A picture of me standing at a lectern, working on a laptop computer, on the stage of the FWD50 digital government conference

Hi! I’m Alistair. I write surprisingly useful books, run unexpectedly interesting events, & build things humans need for the future.

Open for open’s sake

At the risk of losing whatever technical credibility I might have, I’ll point out that I’m a marketer. Despite a misspent youth breaking BBSes and a life as a product manager, I spent my university years learning about marketing.

One of the things that’s drilled into bright-eyed young marketers is the concept of Competitive Advantage. Simply put, it occurs when customers perceive one product or service as better than another.

That might seem like a simple notion, but it’s actually pretty vital. Unlike Comparative Advantage, which simply means company A can do something better or cheaper than company B, Competitive Advantage demands that the customer perceive this difference as valuable. So, for example, if I make widgets more cheaply than my customers and pocket the difference, I have no competitive advantage.

The number of startups with “open” in their name, circa 2012, rivals the count of those with the “cloud” moniker only a few scant years before. Open is the new black.

Today, I chaired an interesting discussion on open clouds. Three proponents of openness took the stage, and while we covered a lot of territory, I can sum the whole panel up in under 140 characters. In fact, I did.

That’s a bit unfair, and part of my mean tone comes from having to play the role of opponent so that the panel didn’t turn into an agreeing contest: only the day before, I’d implored the audience to fight for their right to general-purpose computing, claiming root was a fundamental right.

But this is a real problem for supporters of openness like myself. Many of these “open” initiatives are busy defining themselves by what they’re not, rather than by emphasizing what they are. Open for openness’ sake isn’t a competitive advantage. It’s the argument to dogma, a hope that somehow markets will favor a particular vendor because of their noble martyrdom.
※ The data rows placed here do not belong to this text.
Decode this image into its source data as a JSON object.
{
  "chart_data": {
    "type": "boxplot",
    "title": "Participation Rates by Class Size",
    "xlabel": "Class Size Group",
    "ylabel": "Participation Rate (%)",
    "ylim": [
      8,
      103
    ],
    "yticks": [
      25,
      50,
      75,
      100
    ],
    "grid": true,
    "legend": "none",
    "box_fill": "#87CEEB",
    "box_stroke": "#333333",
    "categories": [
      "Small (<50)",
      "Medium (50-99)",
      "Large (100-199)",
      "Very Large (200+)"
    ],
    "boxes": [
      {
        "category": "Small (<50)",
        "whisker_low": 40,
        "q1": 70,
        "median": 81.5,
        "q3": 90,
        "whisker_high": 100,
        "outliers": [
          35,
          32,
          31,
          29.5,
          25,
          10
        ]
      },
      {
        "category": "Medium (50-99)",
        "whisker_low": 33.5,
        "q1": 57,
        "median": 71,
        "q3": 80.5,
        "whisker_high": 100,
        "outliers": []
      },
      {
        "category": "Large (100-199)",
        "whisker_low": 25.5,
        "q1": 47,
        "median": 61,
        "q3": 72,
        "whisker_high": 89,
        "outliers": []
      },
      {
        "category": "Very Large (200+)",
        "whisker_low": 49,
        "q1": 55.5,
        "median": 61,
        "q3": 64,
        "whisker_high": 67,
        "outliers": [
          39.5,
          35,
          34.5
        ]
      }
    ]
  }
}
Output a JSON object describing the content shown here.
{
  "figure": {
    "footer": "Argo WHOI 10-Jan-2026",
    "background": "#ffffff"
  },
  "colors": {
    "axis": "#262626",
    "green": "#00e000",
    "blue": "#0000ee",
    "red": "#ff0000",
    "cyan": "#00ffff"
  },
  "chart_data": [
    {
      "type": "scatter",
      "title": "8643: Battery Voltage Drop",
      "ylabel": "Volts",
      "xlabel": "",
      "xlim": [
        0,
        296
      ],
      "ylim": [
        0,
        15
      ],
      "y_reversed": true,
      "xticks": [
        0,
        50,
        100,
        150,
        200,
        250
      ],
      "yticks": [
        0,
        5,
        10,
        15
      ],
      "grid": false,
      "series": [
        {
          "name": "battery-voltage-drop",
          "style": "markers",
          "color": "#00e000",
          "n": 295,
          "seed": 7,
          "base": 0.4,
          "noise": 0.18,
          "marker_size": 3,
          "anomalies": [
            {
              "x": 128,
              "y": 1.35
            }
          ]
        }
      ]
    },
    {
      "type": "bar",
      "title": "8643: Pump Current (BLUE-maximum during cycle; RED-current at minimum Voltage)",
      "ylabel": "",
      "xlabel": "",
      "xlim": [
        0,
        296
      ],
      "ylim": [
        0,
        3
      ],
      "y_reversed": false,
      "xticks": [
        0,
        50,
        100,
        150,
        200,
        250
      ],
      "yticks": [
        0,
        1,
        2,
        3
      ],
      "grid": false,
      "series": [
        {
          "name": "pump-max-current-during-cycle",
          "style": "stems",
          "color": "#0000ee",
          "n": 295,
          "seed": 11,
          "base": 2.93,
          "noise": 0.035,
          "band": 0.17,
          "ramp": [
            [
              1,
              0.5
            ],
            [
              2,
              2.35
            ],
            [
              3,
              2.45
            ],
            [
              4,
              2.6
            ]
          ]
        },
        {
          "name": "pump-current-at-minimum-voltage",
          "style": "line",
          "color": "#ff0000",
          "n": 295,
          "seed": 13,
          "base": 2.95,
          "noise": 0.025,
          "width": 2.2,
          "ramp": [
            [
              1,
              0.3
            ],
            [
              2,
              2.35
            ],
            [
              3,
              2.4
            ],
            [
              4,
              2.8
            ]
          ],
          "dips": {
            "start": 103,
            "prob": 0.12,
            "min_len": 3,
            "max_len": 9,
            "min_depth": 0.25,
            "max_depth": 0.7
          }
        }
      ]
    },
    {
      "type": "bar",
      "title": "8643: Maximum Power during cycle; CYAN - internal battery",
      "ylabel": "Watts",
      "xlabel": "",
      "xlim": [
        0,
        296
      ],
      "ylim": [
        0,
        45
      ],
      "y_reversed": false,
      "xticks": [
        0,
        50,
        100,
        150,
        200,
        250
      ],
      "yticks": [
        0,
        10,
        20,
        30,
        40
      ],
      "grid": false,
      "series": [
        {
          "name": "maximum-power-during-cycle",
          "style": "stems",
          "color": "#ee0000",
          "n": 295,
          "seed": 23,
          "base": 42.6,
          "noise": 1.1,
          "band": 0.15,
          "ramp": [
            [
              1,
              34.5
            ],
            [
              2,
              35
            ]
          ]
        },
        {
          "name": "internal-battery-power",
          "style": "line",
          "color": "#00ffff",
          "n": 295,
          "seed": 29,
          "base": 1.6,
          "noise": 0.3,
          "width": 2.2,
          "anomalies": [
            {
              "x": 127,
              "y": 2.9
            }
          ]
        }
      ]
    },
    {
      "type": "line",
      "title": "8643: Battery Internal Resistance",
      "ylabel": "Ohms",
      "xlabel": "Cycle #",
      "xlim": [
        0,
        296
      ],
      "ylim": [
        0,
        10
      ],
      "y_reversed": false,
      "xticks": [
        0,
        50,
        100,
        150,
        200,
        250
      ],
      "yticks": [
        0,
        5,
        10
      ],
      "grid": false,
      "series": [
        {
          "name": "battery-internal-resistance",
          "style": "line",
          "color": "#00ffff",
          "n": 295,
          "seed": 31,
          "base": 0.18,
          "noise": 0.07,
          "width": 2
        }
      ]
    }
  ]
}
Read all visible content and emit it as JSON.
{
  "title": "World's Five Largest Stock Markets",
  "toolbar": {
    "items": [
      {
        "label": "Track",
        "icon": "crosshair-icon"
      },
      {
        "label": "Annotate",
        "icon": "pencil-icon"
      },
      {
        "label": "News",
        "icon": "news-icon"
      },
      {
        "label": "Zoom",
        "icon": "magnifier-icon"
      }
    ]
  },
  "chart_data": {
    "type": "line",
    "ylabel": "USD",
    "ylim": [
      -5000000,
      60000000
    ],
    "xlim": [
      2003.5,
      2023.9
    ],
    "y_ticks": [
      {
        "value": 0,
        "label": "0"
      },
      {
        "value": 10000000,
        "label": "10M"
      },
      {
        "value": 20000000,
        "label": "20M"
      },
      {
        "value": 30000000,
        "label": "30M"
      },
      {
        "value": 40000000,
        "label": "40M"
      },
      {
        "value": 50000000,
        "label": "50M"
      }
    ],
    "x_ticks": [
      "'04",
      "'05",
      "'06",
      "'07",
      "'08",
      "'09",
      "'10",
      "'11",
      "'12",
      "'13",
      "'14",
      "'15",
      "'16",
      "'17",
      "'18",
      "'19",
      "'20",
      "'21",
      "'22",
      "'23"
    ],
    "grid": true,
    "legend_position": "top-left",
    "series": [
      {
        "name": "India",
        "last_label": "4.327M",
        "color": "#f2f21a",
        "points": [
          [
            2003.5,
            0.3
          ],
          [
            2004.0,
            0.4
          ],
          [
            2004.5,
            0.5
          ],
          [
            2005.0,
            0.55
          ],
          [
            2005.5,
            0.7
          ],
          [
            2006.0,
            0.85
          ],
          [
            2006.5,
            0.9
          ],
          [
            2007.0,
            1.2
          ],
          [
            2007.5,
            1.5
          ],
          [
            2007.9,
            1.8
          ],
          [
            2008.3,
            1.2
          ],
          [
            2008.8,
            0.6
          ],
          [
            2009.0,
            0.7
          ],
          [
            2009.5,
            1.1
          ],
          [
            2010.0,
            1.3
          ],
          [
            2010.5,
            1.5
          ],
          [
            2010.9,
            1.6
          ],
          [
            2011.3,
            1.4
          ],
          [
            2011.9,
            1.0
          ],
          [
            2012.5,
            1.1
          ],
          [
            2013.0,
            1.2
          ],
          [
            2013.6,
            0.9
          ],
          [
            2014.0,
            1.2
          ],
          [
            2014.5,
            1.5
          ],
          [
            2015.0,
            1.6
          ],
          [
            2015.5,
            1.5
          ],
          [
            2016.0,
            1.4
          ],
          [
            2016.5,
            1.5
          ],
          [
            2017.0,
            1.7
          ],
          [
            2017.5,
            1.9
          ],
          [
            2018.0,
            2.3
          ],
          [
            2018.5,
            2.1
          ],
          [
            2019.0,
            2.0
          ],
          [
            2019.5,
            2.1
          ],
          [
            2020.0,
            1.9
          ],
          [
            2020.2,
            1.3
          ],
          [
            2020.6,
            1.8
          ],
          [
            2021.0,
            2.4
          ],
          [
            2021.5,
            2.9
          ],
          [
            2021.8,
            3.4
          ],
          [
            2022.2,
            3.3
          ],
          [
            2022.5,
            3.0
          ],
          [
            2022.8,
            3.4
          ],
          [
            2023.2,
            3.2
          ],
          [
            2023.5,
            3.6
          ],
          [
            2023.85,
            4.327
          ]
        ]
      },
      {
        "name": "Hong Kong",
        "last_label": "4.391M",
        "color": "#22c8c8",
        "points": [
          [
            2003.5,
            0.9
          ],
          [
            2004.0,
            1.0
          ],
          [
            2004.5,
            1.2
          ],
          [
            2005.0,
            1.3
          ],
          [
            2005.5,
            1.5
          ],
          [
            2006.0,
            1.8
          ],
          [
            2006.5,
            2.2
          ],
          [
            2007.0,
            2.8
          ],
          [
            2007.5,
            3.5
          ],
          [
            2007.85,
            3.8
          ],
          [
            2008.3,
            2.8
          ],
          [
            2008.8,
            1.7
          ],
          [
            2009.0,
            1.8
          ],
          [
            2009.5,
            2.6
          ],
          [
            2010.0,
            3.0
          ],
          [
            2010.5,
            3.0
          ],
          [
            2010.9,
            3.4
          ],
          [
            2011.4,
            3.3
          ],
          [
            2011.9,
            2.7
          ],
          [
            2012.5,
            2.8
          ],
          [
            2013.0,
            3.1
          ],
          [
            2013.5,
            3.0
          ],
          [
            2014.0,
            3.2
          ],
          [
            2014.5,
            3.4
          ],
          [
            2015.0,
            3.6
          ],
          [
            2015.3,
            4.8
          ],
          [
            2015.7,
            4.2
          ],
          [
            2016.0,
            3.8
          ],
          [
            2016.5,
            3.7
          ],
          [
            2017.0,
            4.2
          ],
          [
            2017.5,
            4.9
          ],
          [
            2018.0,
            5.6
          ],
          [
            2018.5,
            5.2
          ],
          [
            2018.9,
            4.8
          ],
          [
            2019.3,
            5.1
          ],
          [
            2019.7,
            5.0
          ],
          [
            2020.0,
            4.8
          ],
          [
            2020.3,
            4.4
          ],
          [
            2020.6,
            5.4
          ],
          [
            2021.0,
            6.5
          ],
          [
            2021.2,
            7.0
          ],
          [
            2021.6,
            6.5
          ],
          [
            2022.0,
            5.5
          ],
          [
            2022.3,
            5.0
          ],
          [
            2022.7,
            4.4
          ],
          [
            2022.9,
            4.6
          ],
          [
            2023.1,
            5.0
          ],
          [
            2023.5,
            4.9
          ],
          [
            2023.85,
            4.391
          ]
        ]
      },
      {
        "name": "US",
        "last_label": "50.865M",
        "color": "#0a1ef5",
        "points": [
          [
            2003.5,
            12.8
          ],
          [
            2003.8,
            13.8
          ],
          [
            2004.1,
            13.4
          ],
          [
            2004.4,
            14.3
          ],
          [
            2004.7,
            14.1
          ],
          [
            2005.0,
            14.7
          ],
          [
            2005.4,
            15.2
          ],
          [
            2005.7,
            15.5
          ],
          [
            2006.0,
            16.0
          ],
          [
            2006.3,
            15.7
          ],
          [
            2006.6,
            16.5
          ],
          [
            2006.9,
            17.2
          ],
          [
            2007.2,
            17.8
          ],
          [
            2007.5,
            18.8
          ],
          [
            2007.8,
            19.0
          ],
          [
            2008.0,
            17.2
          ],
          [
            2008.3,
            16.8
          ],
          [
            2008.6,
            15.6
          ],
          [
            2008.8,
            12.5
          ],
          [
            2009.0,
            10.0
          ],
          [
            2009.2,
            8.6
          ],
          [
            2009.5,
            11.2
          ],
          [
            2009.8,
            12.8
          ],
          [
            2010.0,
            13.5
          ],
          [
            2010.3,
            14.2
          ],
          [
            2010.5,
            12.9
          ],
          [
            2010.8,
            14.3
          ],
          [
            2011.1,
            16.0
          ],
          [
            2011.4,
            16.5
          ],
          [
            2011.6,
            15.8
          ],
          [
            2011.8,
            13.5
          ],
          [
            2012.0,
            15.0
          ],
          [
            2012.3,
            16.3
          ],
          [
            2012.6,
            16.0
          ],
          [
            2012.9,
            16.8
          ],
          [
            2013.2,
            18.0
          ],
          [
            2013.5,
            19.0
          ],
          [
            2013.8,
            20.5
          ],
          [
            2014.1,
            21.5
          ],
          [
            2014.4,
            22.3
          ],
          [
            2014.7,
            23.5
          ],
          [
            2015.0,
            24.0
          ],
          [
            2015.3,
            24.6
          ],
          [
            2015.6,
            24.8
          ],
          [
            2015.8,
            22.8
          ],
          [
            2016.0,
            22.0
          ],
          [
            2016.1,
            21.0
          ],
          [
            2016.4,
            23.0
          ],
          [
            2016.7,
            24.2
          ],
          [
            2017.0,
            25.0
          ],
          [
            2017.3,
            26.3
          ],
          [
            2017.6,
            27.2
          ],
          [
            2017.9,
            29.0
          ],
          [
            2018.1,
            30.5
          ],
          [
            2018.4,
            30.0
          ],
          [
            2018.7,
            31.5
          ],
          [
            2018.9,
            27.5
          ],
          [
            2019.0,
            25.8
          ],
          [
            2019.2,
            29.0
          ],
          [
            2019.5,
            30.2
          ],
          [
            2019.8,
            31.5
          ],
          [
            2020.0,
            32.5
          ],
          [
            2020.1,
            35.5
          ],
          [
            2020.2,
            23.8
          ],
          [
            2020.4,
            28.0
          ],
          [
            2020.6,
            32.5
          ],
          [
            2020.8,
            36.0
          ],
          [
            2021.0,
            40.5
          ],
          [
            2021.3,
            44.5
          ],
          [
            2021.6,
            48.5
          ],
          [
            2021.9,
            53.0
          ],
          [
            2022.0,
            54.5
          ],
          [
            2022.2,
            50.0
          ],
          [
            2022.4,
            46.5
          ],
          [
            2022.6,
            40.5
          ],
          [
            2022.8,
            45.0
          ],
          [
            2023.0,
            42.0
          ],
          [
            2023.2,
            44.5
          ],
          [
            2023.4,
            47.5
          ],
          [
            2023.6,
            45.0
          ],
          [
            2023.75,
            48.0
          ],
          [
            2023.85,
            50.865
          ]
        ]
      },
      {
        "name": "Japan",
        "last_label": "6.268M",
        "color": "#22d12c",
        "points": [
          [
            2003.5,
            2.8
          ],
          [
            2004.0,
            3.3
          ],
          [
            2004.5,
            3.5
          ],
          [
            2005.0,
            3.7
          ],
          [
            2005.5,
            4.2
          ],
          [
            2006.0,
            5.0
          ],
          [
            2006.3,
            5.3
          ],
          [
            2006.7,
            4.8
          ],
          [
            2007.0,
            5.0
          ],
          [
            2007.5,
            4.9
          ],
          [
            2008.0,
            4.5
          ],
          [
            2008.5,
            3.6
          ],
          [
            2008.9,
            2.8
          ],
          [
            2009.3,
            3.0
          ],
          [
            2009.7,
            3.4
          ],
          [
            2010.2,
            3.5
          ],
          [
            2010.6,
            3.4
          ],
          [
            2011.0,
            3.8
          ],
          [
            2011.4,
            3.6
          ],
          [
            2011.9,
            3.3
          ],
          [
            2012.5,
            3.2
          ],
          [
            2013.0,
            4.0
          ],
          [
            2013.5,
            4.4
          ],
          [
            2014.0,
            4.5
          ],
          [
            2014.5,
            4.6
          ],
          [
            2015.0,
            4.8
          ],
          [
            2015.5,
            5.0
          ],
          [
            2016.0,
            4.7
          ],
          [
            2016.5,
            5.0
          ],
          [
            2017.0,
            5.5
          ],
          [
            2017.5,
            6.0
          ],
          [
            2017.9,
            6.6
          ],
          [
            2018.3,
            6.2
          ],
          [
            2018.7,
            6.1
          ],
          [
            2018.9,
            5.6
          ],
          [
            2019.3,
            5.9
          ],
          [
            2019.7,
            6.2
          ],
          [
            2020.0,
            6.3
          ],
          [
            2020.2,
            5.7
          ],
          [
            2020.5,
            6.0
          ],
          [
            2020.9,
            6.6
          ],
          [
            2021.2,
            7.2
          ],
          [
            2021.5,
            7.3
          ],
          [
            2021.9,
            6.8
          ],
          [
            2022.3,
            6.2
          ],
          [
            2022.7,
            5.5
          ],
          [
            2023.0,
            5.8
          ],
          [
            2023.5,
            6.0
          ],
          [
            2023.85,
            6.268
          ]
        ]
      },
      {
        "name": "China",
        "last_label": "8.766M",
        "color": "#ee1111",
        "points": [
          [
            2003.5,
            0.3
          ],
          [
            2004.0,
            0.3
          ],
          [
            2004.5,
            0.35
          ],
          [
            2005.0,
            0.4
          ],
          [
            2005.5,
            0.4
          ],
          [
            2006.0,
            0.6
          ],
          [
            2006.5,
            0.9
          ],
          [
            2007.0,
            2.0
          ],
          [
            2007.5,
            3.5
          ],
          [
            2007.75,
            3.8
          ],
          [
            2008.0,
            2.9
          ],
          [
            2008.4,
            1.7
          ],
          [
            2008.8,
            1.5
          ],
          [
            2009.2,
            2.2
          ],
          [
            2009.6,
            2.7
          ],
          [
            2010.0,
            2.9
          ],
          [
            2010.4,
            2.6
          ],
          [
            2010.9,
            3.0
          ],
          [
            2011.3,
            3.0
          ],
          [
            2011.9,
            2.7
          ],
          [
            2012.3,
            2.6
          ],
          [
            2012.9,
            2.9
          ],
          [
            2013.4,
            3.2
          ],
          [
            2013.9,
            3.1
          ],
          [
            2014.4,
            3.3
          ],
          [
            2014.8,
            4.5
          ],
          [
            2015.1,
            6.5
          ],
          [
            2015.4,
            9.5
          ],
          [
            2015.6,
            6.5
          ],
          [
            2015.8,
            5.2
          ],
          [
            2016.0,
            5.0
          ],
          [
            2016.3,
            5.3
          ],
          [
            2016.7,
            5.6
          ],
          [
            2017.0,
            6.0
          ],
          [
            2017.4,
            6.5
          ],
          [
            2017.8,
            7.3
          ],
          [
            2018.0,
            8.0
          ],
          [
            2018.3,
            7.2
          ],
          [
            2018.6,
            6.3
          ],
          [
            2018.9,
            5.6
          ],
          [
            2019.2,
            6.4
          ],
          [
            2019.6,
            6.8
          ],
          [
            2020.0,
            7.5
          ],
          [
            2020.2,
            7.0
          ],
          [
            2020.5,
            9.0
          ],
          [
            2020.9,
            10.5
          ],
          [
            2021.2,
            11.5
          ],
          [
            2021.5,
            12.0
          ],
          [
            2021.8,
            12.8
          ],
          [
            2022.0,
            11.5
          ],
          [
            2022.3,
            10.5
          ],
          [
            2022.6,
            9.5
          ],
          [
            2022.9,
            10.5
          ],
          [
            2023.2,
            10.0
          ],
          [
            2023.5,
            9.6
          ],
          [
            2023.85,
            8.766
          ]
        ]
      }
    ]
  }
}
If giants like Amazon weren’t busy innovating, we’d be right to complain. But Amazon keeps adding new features at breakneck speeds, cutting prices, and rounding out its offerings. Simply saying that these giants are evil isn’t enough. Open proponents need to say why they’re good.

Consider WordPress. It has plenty of closed opponents: Blogger, Facebook pages, and more. And yet WordPress thrives. It has a great ecosystem.

It also has a network of regional events developers can learn from.

WordPress doesn’t spend a lot of time telling the world it’s not Blogger. It just works on being awesome. It knows what it’s for.

Some folks get this. Adrian Cockroft of Netflix told the audience here that the company is open sourcing many of the tools it’s developed to manage a service that, at times, transmits 40% of the packets on the Internet. Facebook has shared its data center designs. And Rackspace is moving gradually to a world where their data centers are entirely Openstack-based.

These organizations have good reason to be open about their foundational technologies. It helps them avoid going into a technological dead end, because others can adopt and enhance things. It’s good karma, particularly for firms that have been built on open source. And it’s easier to recruit talent when your tools are out there.

But these are internal benefits. They make it easier to hire, or to invest. They aren’t customer-facing differentiators. What WordPress has done by being open is create an ecosystem of designers, hosters, conferences, and supporters that makes the product a better choice than closed alternatives. I don’t use WordPress for this blog because I feel noble: I use it because it’s better.

This is a lesson today’s panelists need to take to heart. Sure, they need to draw some battle lines, to show that the plethora of open-y, stack-y things are friends, pitted in a loose alliance against Big Bad Closed Clouds. Sure, it’s useful to tell the world that proprietary machine image formats are dangerous.

I want to love open because of all the cool things it is, not the bad things it isn’t. The sooner we start talking about the tangible benefits it offers, instead of all the scary monsters it might avoid, the sooner the open proponents start winning over enterprise buyers.

Right now, “open” is like the awkward sidekick in a John Hughes movie. A bit weird, generally nice and supportive. You like him. But you’d never sleep with him.

Put another way: I want to love you because you’re hot, not because it’s noble to do so.